In Arguelles' opinion, there's a local lack of information and understanding about mezzanine financing — partly because so few providers are available in the local market.

Another large bank in the area provides a form of mezzanine financing, he said, but he claims that bank's risk tolerance is a lot lower than Huntington's. 

"It's been a process of educating accountants, attorneys, Huntington's commercial lenders, other banks and companies on what the mezzanine product does," he explained.

"Most transactions that have been done in the past in West Michigan have been done either with someone providing more equity than is necessary or a seller providing some financing."

As its name implies, mezzanine capital refers to the layer of financing between a company's senior debt — or bank debt — and equity.

John Irwin, who's in charge of corporate banking, real estate and treasury management for Huntington in West Michigan, told the Business Journal that, "A lot of times, there is a lack of ability to have pure equity, or stockholder equity, because it's sometimes more expensive.

"So some companies that don't have the ability to attract other shareholders, or don't want to, sometimes turn to folks like Mike to bring in that layer of financing that makes their capital structure balance in order for them to perform well with their clients, financial institutions and suppliers." 

When commercial lenders are looking at their exposure — how much they can lend to a company — they typically look at the client company's cash flow and collateral to figure out how much they can lend the business, Arguelles observed.

"But from a mezzanine standpoint," he explained, "we typically lend only on cash flows; we're typically not secured with collateral.
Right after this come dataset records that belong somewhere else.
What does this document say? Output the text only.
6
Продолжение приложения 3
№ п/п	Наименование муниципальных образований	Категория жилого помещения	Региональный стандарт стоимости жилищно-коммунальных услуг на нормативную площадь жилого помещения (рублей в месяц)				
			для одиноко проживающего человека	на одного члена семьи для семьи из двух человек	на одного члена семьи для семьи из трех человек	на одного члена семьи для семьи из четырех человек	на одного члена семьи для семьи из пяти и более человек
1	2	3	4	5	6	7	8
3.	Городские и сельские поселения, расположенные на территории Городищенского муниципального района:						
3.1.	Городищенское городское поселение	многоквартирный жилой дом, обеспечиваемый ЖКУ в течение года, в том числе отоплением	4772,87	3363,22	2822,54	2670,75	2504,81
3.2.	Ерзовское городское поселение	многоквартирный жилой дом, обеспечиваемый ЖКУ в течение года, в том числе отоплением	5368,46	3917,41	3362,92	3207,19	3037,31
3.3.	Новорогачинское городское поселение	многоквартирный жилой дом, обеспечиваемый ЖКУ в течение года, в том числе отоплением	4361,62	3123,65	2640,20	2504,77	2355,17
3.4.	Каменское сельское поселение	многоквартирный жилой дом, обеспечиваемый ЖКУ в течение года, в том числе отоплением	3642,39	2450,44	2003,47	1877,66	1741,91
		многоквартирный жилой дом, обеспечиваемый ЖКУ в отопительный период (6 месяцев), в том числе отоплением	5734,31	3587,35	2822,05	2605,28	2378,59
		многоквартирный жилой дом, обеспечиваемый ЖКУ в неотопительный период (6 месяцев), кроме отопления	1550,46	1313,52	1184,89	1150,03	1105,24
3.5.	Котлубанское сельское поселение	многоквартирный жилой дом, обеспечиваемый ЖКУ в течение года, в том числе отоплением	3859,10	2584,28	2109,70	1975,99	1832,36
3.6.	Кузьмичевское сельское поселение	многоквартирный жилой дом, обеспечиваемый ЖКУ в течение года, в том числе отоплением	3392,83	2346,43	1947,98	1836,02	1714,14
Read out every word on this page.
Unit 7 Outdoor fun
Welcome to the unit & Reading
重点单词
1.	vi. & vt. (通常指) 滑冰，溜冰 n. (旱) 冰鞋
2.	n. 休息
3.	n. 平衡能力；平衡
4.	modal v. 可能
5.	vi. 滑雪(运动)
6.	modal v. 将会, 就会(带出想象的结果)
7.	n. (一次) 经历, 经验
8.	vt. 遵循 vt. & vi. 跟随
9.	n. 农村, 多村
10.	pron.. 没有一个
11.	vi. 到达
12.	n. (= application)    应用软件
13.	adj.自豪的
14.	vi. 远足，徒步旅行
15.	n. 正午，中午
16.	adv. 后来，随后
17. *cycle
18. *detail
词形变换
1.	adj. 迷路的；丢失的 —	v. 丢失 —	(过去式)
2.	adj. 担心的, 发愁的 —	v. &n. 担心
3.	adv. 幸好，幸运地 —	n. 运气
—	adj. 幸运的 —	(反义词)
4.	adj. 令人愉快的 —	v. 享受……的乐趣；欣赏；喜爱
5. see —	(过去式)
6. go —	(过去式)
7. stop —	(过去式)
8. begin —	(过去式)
So we're taking a little more risk in that we don't have a collateral position."

Comparatively, a traditional commercial loan can run from a 4.5 percent to 6 percent interest rate.

Mezzanine financing rates can run from 12 percent to 20 percent and equity returns usually run 25 percent to 30 percent, Arguelles pointed out.

He said people look to their senior bank for as much financing as the institution can provide and then fill in the rest of their needs with equity.

"What I see happening a lot of times in this market is that people put too much equity in transactions that is not necessary," Arguelles said.

"What they end up doing is paying 25 or 30 percent for that expensive equity as opposed to putting a strip of mezzanine in there to make it cheaper. They don't need equity. They need mezzanine."

Irwin said a company also could use the mezzanine financing alternative when a shareholder wants to cash out but it can't afford to buy back shares out of its existing cash position. So it secures a layer of mezzanine financing, he said, to avoid the more expensive equity route.

Arguelles cited a hypothetical example: A group of shareholders that is no longer active in the business may decide they want some liquidity in their investment. Or an existing owner may have 100 percent of his net worth in the business and wants to keep running the business but wants to take some money off the table. A piece of mezzanine can help achieve either goal, Arguelles said.

"The management buyout is probably one of the most prevalent reasons we see mezzanine transactions," he said.

Irwin said mezzanine also is a good financing alternative for people who want to buy a business but don't have enough pure equity to make the transaction work. For a $10 million business transaction, for instance, they could come in with $2 million in their own cash, put in $2 million in mezzanine financing and $6 million in senior bank financing to achieve their capital structure, he said.

"Having a team of mezzanine experts like Mike and his group is really a gift to our bankers in western Michigan," Irwin remarked.

"It's really nice for us to be able to have these national resources to be able to do things for our clients that many banks can't do."